In Iraq, elections are critical. They improve security by legitimising power relationships while allowing people to vent frustration. In the January 31 provincial elections, Iraqis chose to select candidates who they thought would abandon narrow sectarian objectives and best address their problems at the local level.
The question now is whether a similar degree of freedom will exist in Iraqi Kurdistan.
Iraqi Kurdish officials have long touted their region as democratic. In January, Massoud Barzani, President of Iraqi Kurdistan, declared, "The culture of democracy has to be promoted and deeply rooted". His son Masrour, head of the region's intelligence service, wrote that Kurdistan's "commitment to democracy and tolerance made us natural US allies".
The website of the region's investment arm describes Iraqi Kurdistan as "a place that has practised democracy for over a decade".
And before Saddam Hussain was ousted, Iraqi Kurdistan was certainly more democratic than the rest of Iraq. But this is no longer the case.
Barzani's Kurdish Democratic Party (KDP) and the Patriotic Union of Kurdistan (PUK), the party of Iraqi President Jalal Talabani, refuse to compete in open elections, choosing instead to divide power equally.
While more benign than Saddam's Baath Party, Kurdish authorities have adopted the Baathist model, requiring party membership to guarantee university slots, qualify for the best jobs or win lucrative contracts. Independent candidates report intimidation and threats.
In the past four years, there have been three competitive elections in Iraq. With each election, Iraq's democracy has solidified.
In January 2005, voters selected parties from a nationwide list. Such a system undercut representative democracy by divorcing politicians from local concerns and making them dependent on party bosses to whom they had to pledge fealty.
The system evolved by the next round of voting, in December 2005: While still based on proportional representation rather than individual constituencies (as in the US), candidates ran by province, forcing them to be more responsive to constituents.
The provincial elections this year heralded more reform: Iraqis could choose individual candidates from lists or even choose independent candidates; they did not have to vote a party slate.
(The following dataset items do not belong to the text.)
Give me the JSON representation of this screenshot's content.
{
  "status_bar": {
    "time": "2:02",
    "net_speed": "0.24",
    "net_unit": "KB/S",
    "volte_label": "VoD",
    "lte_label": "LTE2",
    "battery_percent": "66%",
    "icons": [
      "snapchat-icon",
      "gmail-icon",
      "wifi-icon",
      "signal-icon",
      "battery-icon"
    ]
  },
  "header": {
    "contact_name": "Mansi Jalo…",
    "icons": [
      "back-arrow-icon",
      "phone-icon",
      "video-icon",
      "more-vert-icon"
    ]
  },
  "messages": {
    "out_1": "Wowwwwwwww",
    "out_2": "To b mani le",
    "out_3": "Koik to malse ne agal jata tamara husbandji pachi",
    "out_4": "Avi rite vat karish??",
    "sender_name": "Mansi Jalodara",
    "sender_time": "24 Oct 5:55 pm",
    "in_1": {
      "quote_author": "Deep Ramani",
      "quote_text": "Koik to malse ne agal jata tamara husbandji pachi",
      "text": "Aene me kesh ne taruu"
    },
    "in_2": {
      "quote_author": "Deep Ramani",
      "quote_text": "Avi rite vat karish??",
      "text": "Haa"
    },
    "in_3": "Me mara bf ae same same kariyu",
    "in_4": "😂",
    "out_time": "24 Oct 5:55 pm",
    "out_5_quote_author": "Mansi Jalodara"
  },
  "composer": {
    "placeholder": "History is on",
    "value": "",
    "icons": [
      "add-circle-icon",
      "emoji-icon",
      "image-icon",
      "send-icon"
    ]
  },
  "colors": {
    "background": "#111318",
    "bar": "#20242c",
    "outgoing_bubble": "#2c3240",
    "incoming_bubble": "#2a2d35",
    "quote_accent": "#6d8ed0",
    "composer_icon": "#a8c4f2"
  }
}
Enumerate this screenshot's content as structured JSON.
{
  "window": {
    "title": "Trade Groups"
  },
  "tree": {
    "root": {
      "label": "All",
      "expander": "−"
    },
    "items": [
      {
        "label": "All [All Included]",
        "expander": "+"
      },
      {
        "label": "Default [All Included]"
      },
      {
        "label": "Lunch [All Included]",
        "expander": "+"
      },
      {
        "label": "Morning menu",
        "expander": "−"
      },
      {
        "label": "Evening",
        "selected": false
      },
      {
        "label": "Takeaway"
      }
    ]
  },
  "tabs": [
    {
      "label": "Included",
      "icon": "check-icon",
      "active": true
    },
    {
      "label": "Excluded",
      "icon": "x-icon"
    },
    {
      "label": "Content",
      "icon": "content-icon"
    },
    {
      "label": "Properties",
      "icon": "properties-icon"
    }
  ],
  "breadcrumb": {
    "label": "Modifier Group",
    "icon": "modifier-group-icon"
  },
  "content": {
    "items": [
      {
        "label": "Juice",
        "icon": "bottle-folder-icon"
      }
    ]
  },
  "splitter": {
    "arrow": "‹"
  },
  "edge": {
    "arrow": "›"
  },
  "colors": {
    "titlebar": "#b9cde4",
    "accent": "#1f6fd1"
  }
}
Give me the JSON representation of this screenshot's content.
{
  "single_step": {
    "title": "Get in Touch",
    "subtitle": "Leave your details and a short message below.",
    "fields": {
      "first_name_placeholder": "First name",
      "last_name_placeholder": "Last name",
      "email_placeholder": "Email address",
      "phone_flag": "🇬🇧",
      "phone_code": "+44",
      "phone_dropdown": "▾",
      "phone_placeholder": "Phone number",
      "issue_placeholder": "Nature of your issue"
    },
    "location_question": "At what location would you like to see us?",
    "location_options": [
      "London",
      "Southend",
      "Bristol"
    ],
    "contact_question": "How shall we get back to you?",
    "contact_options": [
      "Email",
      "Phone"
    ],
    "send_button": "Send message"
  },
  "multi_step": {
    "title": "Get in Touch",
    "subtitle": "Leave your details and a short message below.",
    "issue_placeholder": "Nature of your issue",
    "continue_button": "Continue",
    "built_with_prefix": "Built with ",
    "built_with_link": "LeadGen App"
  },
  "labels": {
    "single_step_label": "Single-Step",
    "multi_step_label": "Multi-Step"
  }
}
And while in the 2005 elections the parties coalesced along ethnic and confessional lines, in January, Shiite parties ran independently of each other, allowing voters rather than party bosses the ultimate say in their representation.
In contrast to the rest of Iraq, Kurdish parties have already cemented alliances and power-sharing agreements. Voters in Iraqi Kurdistan will not have the benefit of real competition or open lists. Nor will they be able to choose among individuals.
In a region where corruption and party abuse of power have become dominant issues, this undercuts accountability. Furthermore, the Kurdish parliament - dominated by the parties of Barzani and Talabani - has forbidden independent monitoring, which contributed so much to the success of the elections in Iraq.
After five brutal years, the rest of Iraq is developing real electoral politics that is helping to defuse conflict, create accountability and foster stability. It is possible that, in time, other institutions of the democratic system, including a free parliament and media, will strengthen.
This would be a welcome development not only in Iraq but in the rest of the Middle East.
Once, Iraqi Kurdistan touted itself as a model for the rest of Iraq. Now, the Obama administration should do everything it can to ensure that it is not left behind. .
- Los Angeles Times-Washington Post News Service
Scott Carpenter is the Keston Family Fellow at the Washington Institute for Near East Policy. Michael Rubin is a resident scholar at the American Enterprise Institute.